By MIKE VINSON
I imagine most have heard the term "little white lie." Based on my experience, the term refers to an untruth that, for the most part, is benign and not intended to actually hurt anyone, versus an "outright lie" purposely told with malice, with the potential to hurt the innocent.
Have you ever told a little white lie? That's what I thought.
The following is a story that was revealed to me, and, no, I can't authenticate it as being the gospel truth. However, it does serve as a good illustration regarding how one should conduct him/herself in life.
Mrs. Helen Johnson (fictitious name) was to bake a cake for her women's church group, which went by the title Ladies of Faith. The reason for Helen baking the cake was that it, along with other cakes, pies, and pastries, was to be part of a church-sponsored, bake-sale fundraiser.
Married to a prominent banker, and a bit of a socialite in this small southern town, Helen, however, had totally forgotten about baking the cake until the very morning of the fundraiser.
Frantic, Helen rummaged through her cabinets and, luckily, found a box of Angel Food Cake mix. Hurrying around, she mixed the contents and stuck it inside the oven to bake. Removing the cake from the oven, she discovered that the center of the cake had dropped flat. The cake looked horrible!
Realizing there wasn't enough time to bake another cake, Helen, fueled by a mixture of anxiety and ingenuity, commenced looking around the house for something to build up the flattened cake-she had a plan!
So, Helen went into her bathroom and grabbed a roll of toilet paper. She inserted the roll inside the cake, then proceeded to cover it with layers of decorative icing. When she'd finished, the cake looked perfect, good enough to win a contest! Helen raced over to the church and placed her cake amongst the others to be sold at the fundraiser, which was to begin at 8 a.m.
Next, Helen called her older daughter, who lived nearby, and gave her these instructions: Before going to work, the daughter was to swing by the church, buy the cake that Helen had delivered, and bring the cake straight back to Helen. The daughter agreed.
About 8:30, the daughter called and informed Helen that someone else had bought the cake before the daughter could make it to the church and purchase it.
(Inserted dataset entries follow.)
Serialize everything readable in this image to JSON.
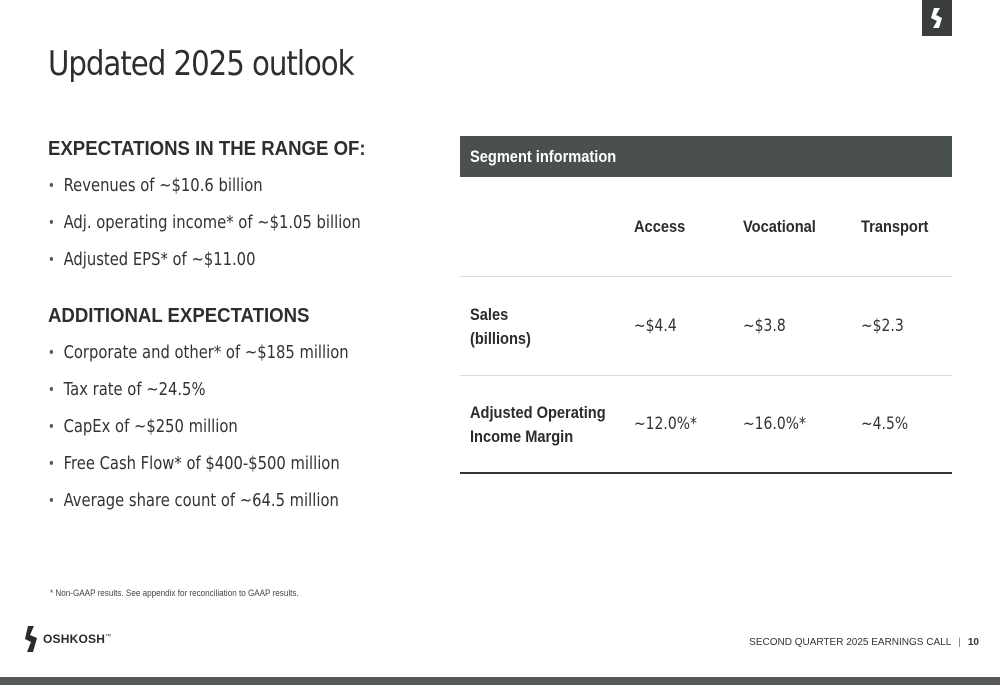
{
  "slide": {
    "title": "Updated 2025 outlook"
  },
  "expectations": {
    "heading": "EXPECTATIONS IN THE RANGE OF:",
    "items": [
      "Revenues of ~$10.6 billion",
      "Adj. operating income* of ~$1.05 billion",
      "Adjusted EPS* of ~$11.00"
    ]
  },
  "additional": {
    "heading": "ADDITIONAL EXPECTATIONS",
    "items": [
      "Corporate and other* of ~$185 million",
      "Tax rate of ~24.5%",
      "CapEx of ~$250 million",
      "Free Cash Flow* of $400-$500 million",
      "Average share count of ~64.5 million"
    ]
  },
  "segment_table": {
    "title": "Segment information",
    "columns": [
      "Access",
      "Vocational",
      "Transport"
    ],
    "rows": [
      {
        "label_line1": "Sales",
        "label_line2": "(billions)",
        "values": [
          "~$4.4",
          "~$3.8",
          "~$2.3"
        ]
      },
      {
        "label_line1": "Adjusted Operating",
        "label_line2": "Income Margin",
        "values": [
          "~12.0%*",
          "~16.0%*",
          "~4.5%"
        ]
      }
    ]
  },
  "footnote": "* Non-GAAP results. See appendix for reconciliation to GAAP results.",
  "footer": {
    "brand": "OSHKOSH",
    "trademark": "™",
    "call_label": "SECOND QUARTER 2025 EARNINGS CALL",
    "separator": "|",
    "page_number": "10"
  },
  "icons": {
    "corner": "oshkosh-mark-icon",
    "brand": "oshkosh-logo-icon",
    "bullet": "bullet-dot-icon"
  },
  "colors": {
    "header_bar": "#4a4f50",
    "corner_badge": "#3a3d3e",
    "bottom_bar": "#55595a"
  }
}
Helen was petrified: She would be the subject of much gossip. She would be socially ostracized. Her banker husband would ridicule her. However, she had no choice other than to let it play out.
It was about a week later, and Helen and her husband had RSVP reservations to attend a dinner hosted by the governor and his wife, Charlene, at their antebellum Governor's Mansion, an "Upper Crust" southern event, to say the least. Charlene was a snooty, self-serving type, always talking about herself. Actually, Helen despised Charlene, but always put on a smiley-face front.
After an elegant dinner, Charlene disappeared into the kitchen, returning to the dining table with a beautiful cake for dessert . . . the very cake Helen had baked for the fundraiser!
Her face now flushed red, Helen was about to stand up and come clean about the cake; she had no other choice.
Before she could stand, though, the senator's wife, sitting next to Helen, commented, "Why, Charlene, what a beautiful cake! I must know where you bought it so I can get one."
"Oh, I baked it, myself," Charlene said, smiling and making eye contact with all those sitting at the table.
Immediately, Helen's blood pressure returned to normal, and she, with tongue in cheek, eyes twinkling, said, "I agree, Charlene, what a gorgeous cake. Your baking skills speak volumes of you. I certainly hope there's enough for seconds."